While melancholy lingers large, Automatic for the People wrestles with the positives and negatives surrounding the afterlife. On the arrestingly-titled ‘Try Not To Breathe’, Stipe attests he has, “lived a full life” while imploring, “I want you to remember” as Mills bathes the acoustics in warm organ. The juxtaposition is perfectly blended on ‘Sweetness Follows’, a song drenched in brutal grief (“ready to bury your father and your mother”) but allowing for cracks of sunlight to shine through the storm.

Alongside the album tracks came two of R.E.M.’s biggest and most recognisable singles. ‘Man on the Moon’, however, almost escaped the cut due to incomplete lyrics. With the deadline looming and Buck, Mills and Berry desperate for some words to match the track’s rollicking country drawl, Stipe took a few days off and drove around, the track blasting back in his car stereo. Two days later, he returned to the studio and sang the lyrics in one take. Longtime fans of life-as-art comedian Andy Kaufman, ‘Man on the Moon’ places the controversial comic in hip Heaven, “goofin’ on Elvis” and “havin’ fun”. Elsewhere, if ever there was proof Automatic… was an album harbouring hope rather than hindrance, the startlingly direct ‘Everybody Hurts’ serves as a sincere plea to those who may have “had too much of this life.”

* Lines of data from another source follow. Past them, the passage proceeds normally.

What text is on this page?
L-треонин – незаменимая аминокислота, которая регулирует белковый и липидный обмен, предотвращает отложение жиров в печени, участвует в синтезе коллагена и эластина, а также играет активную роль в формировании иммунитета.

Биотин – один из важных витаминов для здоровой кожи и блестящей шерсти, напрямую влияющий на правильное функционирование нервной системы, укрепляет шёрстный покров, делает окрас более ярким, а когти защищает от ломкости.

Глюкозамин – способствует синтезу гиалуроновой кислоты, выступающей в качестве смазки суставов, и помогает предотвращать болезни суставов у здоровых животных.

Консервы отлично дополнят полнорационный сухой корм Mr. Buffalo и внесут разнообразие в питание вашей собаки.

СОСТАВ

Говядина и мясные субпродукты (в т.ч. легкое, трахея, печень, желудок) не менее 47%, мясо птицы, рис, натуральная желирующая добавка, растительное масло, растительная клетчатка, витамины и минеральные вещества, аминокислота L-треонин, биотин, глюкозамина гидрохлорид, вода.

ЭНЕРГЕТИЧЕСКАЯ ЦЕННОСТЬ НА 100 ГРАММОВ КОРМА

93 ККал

If the latter’s exposure watered down its potency, the same can’t be said for the gorgeous, soulful ballads that bring the record to a close. ‘Nightswimming’ arrives first, a swirling, cyclical piano motif that’s beautiful in its simplicity, but embellished by Stipe’s twinkling nods to youthful indiscretions, as a cyclone of memories, regrets and hopes wash away. ‘Find the River’ is the thrilling finale, a long-time favourite of the band’s (the Hurculean harmonies provided by Mills and Berry are testament), it’s a song that cushions the impact of adulthood – sadness, loss, yearning, but hope, wisdom and accomplishment morph into a delicate acoustic arpeggio, breezy piano and Stipe’s own soaring brogue.

Hailed by anyone from Kurt Cobain to Tom Jones, Automatic… topped charts across the globe and swept up at the Grammy awards. The record’s more downbeat aesthetic temporarily labelled the band as dour and depressing, but the shackles would be removed as time went on. A series of underrated, but experimental, albums followed, as did the retirement of Berry, meaning a repeat of Automatic‘s voluminous popularity proved elusive. The only LPs closely linked are 2004’s sombre, but somnambulist, Around the Sun, and 2011’s chapter-closing Collapse Into Now.

Automatic for the People quite rightly cemented R.E.M.’s place as one of music’s most important, ambitious and accomplished musicians. But it’s the messages within – of living life to the full before it’s swiftly stolen – that have provided it extra resonance. “I don’t recognise those guys now, but I’m sure proud of them,” says Buck today. “I think they did a good job.” Twenty-five years on, the band may not have lost their eternal modesty, but neither has Automatic… lost its eternal vindication.